= Prostitution in Tanzania =

Prostitution in Tanzania is illegal but widespread. UNAIDS estimate there to be 155,450 prostitutes in the country. Many women and young girls are forced into prostitution due to poverty, lack of job opportunities, culture, and the disintegration of the family unit. Many university students have to turn to prostitution for economic reasons.

Sex trafficking and child prostitution are a major problems in Tanzania.

The country is a destination for sex tourism, including female and child sex tourism, especially in the coastal resorts and Zanzibar.

==Sex tourism==
Tanzania is a popular destination for sex tourism, particularly in Arusha Bagamoyo and the islands of Zanzibar, Mafia and Pemba. Many of the tourists are Italian.

Zanzibar is also a destination for female sex tourism. Many of the "beach boys" are not from Zanzibar. There are some agents offering holidays to the island, including an exclusive "guide". Most of the women are from Europe or North America.

Child sex tourism is a problem, especially on the coastal resorts and the Kenyan border. Whilst some of the children are trafficked, some turn to prostitution through poverty.

==HIV==

Tanzania faces a mature, generalized HIV epidemic. In 2011, an estimated 1.6 million Tanzanians were living with HIV/AIDS. An estimated 1 out of 20 residents in the capital Dar es Salaam and 1 in 3 sex workers are infected with the HIV virus. Nationally, 28% of sex workers and 4.7% of all adults are infected.

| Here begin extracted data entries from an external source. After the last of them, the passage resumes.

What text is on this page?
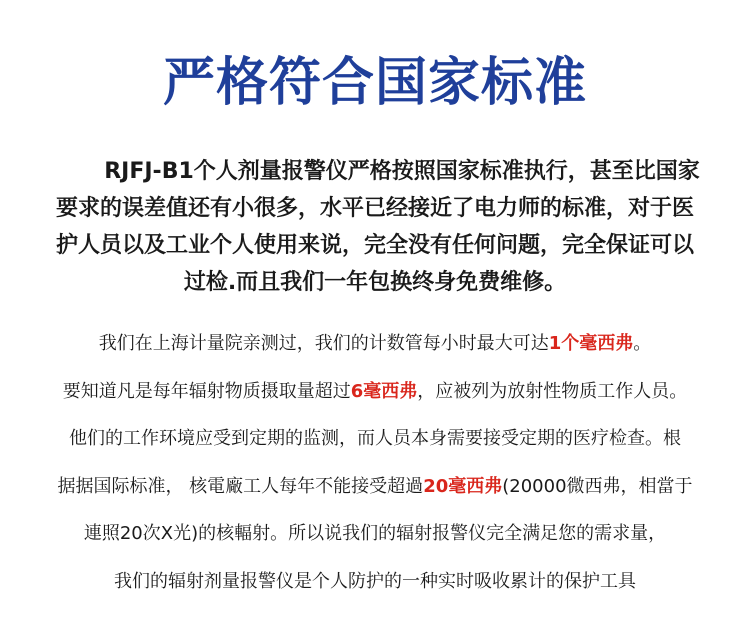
严格符合国家标准
RJFJ-B1个人剂量报警仪严格按照国家标准执行，甚至比国家
要求的误差值还有小很多，水平已经接近了电力师的标准，对于医
护人员以及工业个人使用来说，完全没有任何问题，完全保证可以
过检.而且我们一年包换终身免费维修。
我们在上海计量院亲测过，我们的计数管每小时最大可达1个毫西弗。
要知道凡是每年辐射物质摄取量超过6毫西弗，应被列为放射性物质工作人员。
他们的工作环境应受到定期的监测，而人员本身需要接受定期的医疗检查。根
据据国际标准， 核電廠工人每年不能接受超過20毫西弗(20000微西弗，相當于
連照20次X光)的核輻射。所以说我们的辐射报警仪完全满足您的需求量，
我们的辐射剂量报警仪是个人防护的一种实时吸收累计的保护工具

Reports show that an increase in the number of cases of HIV and AIDS are growing at an alarming rate in Zanzibar. This is thought to have been added to by large numbers of tourists entering Zanzibar and fueling demand for prostitutes.

==Sex trafficking==

Tanzania is a source, transit, and destination country for men, women, and children subjected to sex trafficking. Internal trafficking is more prevalent than transnational trafficking and characteristically facilitated by victims’ family members, friends, or intermediaries offering assistance with education or securing employment in urban areas. Impoverished children from the rural interior remain most vulnerable to trafficking. Girls are exploited in sex trafficking, particularly in tourist hubs and along the border with Kenya. Previous media reports indicate girls are subjected to sex trafficking in China. Tanzanian nationals are sometimes subjected sex trafficking in other African countries, the Middle East, Europe, Asia, and the United States. Trafficking victims from other countries, particularly children from Burundi, Rwanda, and Kenya, as well as adults from India, Nepal, and Yemen are subjected to sex trafficking. Citizens of neighbouring countries may transit Tanzania before being subjected to sex trafficking in South Africa, Europe, and the Middle East.

The United States Department of State Office to Monitor and Combat Trafficking in Persons ranks Tanzania as a "Tier 2" country.